Was I right to make the block there?  I had more creatures to play, in perhaps an attempt to race him, but with his enormous arena athlete I couldn't imagine a race going in my favor.  It would have been interesting to see how the game would have played out had I not blocked in that situation, but in truth both avenues were probably doomed against his considerable draw.  Game three was much closer.  On the play, I began to land my two drops, and I took an early game lead, getting him down to 13 and then 9 life.  However, he had been applying pressure to me as well, casting a quite burly heliod's emmisary that halted my attacks.  Once suited with an observant alseid, it became a nightmare to deal with, an attacking and blocking machine, equally adept at both roles.  In the end, I had one turn left to get in before my own death, and even with a boon of erebos I could only put him to one.

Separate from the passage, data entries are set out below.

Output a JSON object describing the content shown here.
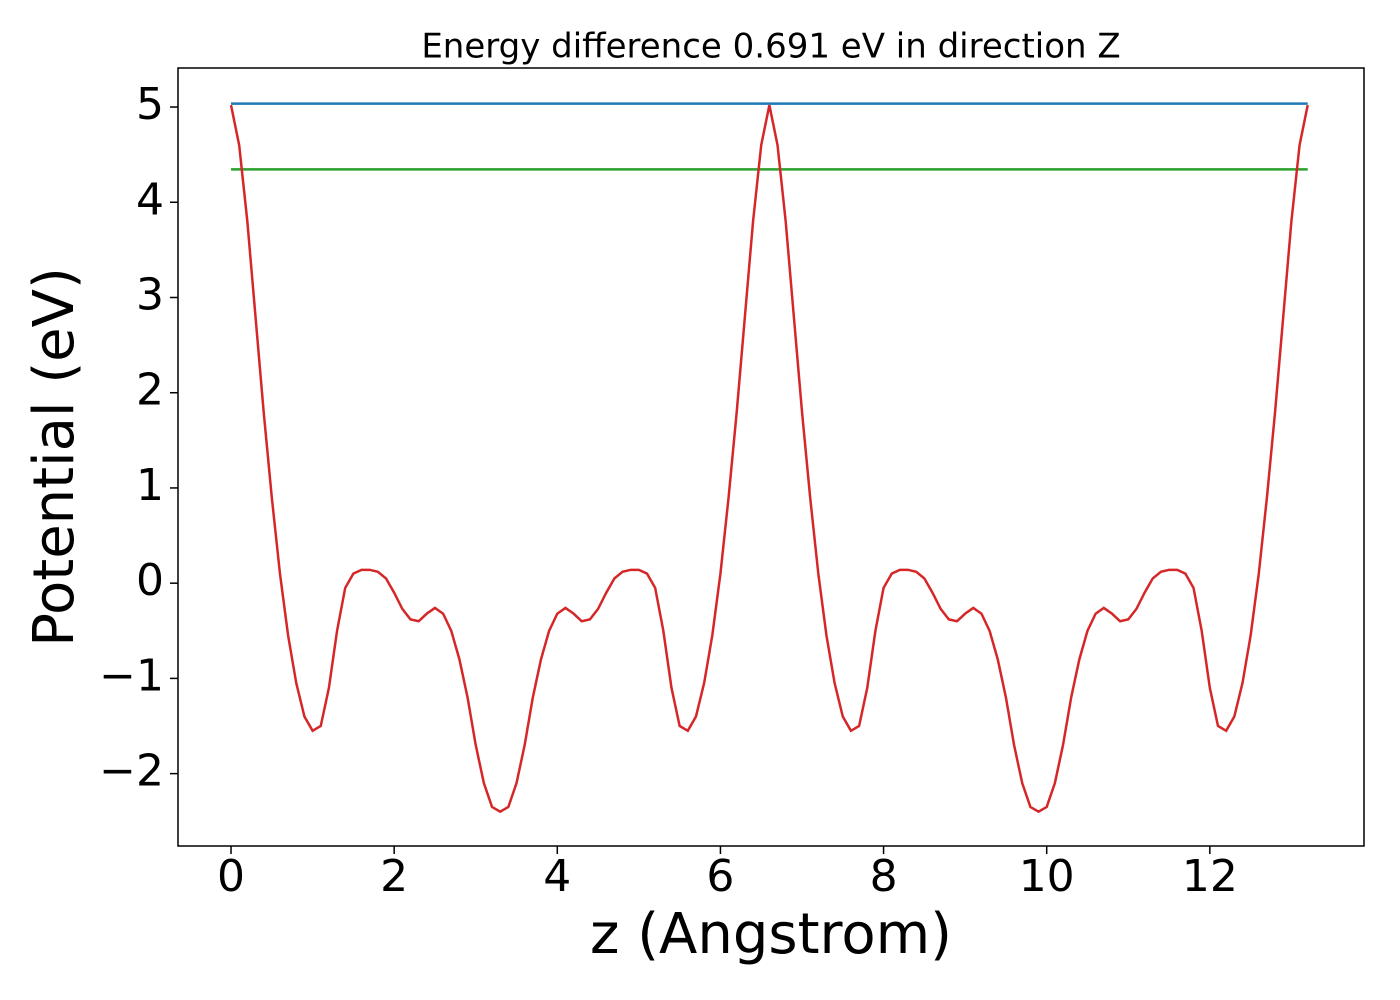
{
  "chart_data": {
    "type": "line",
    "title": "Energy difference 0.691 eV in direction Z",
    "xlabel": "z (Angstrom)",
    "ylabel": "Potential (eV)",
    "xlim": [
      -0.65,
      13.89
    ],
    "ylim": [
      -2.76,
      5.41
    ],
    "xticks": [
      0,
      2,
      4,
      6,
      8,
      10,
      12
    ],
    "yticks": [
      {
        "value": -2,
        "label": "−2"
      },
      {
        "value": -1,
        "label": "−1"
      },
      0,
      1,
      2,
      3,
      4,
      5
    ],
    "series": [
      {
        "color": "#1f77b4",
        "x": [
          0,
          13.2
        ],
        "values": [
          5.036,
          5.036
        ]
      },
      {
        "color": "#2ca02c",
        "x": [
          0,
          13.2
        ],
        "values": [
          4.345,
          4.345
        ]
      },
      {
        "color": "#d62728",
        "x": [
          0,
          0.1,
          0.2,
          0.3,
          0.4,
          0.5,
          0.6,
          0.7,
          0.8,
          0.9,
          1.0,
          1.1,
          1.2,
          1.3,
          1.4,
          1.5,
          1.6,
          1.7,
          1.8,
          1.9,
          2.0,
          2.1,
          2.2,
          2.3,
          2.4,
          2.5,
          2.6,
          2.7,
          2.8,
          2.9,
          3.0,
          3.1,
          3.2,
          3.3,
          3.4,
          3.5,
          3.6,
          3.7,
          3.8,
          3.9,
          4.0,
          4.1,
          4.2,
          4.3,
          4.4,
          4.5,
          4.6,
          4.7,
          4.8,
          4.9,
          5.0,
          5.1,
          5.2,
          5.3,
          5.4,
          5.5,
          5.6,
          5.7,
          5.8,
          5.9,
          6.0,
          6.1,
          6.2,
          6.3,
          6.4,
          6.5,
          6.6,
          6.7,
          6.8,
          6.9,
          7.0,
          7.1,
          7.2,
          7.3,
          7.4,
          7.5,
          7.6,
          7.7,
          7.8,
          7.9,
          8.0,
          8.1,
          8.2,
          8.3,
          8.4,
          8.5,
          8.6,
          8.7,
          8.8,
          8.9,
          9.0,
          9.1,
          9.2,
          9.3,
          9.4,
          9.5,
          9.6,
          9.7,
          9.8,
          9.9,
          10.0,
          10.1,
          10.2,
          10.3,
          10.4,
          10.5,
          10.6,
          10.7,
          10.8,
          10.9,
          11.0,
          11.1,
          11.2,
          11.3,
          11.4,
          11.5,
          11.6,
          11.7,
          11.8,
          11.9,
          12.0,
          12.1,
          12.2,
          12.3,
          12.4,
          12.5,
          12.6,
          12.7,
          12.8,
          12.9,
          13.0,
          13.1,
          13.2
        ],
        "values": [
          5.02,
          4.6,
          3.8,
          2.8,
          1.8,
          0.9,
          0.1,
          -0.55,
          -1.05,
          -1.4,
          -1.55,
          -1.5,
          -1.1,
          -0.5,
          -0.05,
          0.1,
          0.14,
          0.14,
          0.12,
          0.05,
          -0.1,
          -0.27,
          -0.38,
          -0.4,
          -0.32,
          -0.26,
          -0.32,
          -0.5,
          -0.8,
          -1.2,
          -1.7,
          -2.1,
          -2.35,
          -2.4,
          -2.35,
          -2.1,
          -1.7,
          -1.2,
          -0.8,
          -0.5,
          -0.32,
          -0.26,
          -0.32,
          -0.4,
          -0.38,
          -0.27,
          -0.1,
          0.05,
          0.12,
          0.14,
          0.14,
          0.1,
          -0.05,
          -0.5,
          -1.1,
          -1.5,
          -1.55,
          -1.4,
          -1.05,
          -0.55,
          0.1,
          0.9,
          1.8,
          2.8,
          3.8,
          4.6,
          5.02,
          4.6,
          3.8,
          2.8,
          1.8,
          0.9,
          0.1,
          -0.55,
          -1.05,
          -1.4,
          -1.55,
          -1.5,
          -1.1,
          -0.5,
          -0.05,
          0.1,
          0.14,
          0.14,
          0.12,
          0.05,
          -0.1,
          -0.27,
          -0.38,
          -0.4,
          -0.32,
          -0.26,
          -0.32,
          -0.5,
          -0.8,
          -1.2,
          -1.7,
          -2.1,
          -2.35,
          -2.4,
          -2.35,
          -2.1,
          -1.7,
          -1.2,
          -0.8,
          -0.5,
          -0.32,
          -0.26,
          -0.32,
          -0.4,
          -0.38,
          -0.27,
          -0.1,
          0.05,
          0.12,
          0.14,
          0.14,
          0.1,
          -0.05,
          -0.5,
          -1.1,
          -1.5,
          -1.55,
          -1.4,
          -1.05,
          -0.55,
          0.1,
          0.9,
          1.8,
          2.8,
          3.8,
          4.6,
          5.02
        ]
      }
    ]
  }
}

This match illustrated, I think, my own decks weaknesses. It lacked any form of hard removal, and had some below-average cards.  The fleetfeather sandals, scourgemark, wild celebrants and bronze sable were all less than ideal, and I would have been happier with many common cards that could take their place.  A single lightning strike, for example, would have improved the deck immeasurably.

Round four was against Jay, another strong drafter who had brought a blue-black control deck to fight against my own rakdos machine.  Game 1 was close, as I mistakenly believed myself to be chocked on red mana after his sealock monster put a counter on one of my mountains.  If I had simply read the card, I might have taken that crucial game one, as he was at a precarious six life and I had Tymaret on board.  Taking game one was important as game two he played one of the sickest starts I've seen, as his wavecrash triton smashed in with an ordeal of thassa, and was later gifted a cavern lampad.  With my best creature locked down and all of my others dead to his removal spells, it's no surprise that  I was barely able to touch him while he swiftly clocked me.

While my record was less than impressive, I came away from the tournament happy with what I had learned.  I took a step outside of my comfort zone and it paid off with a deck that had a lot of play, as well as a way of punishing those who stumbled off to a slow start.  While I'm not looking to jump back into this archetype eagerly, as Theros continues to lack a large number of power-heavy one and two drops, I at last can see the viability of such a strategy.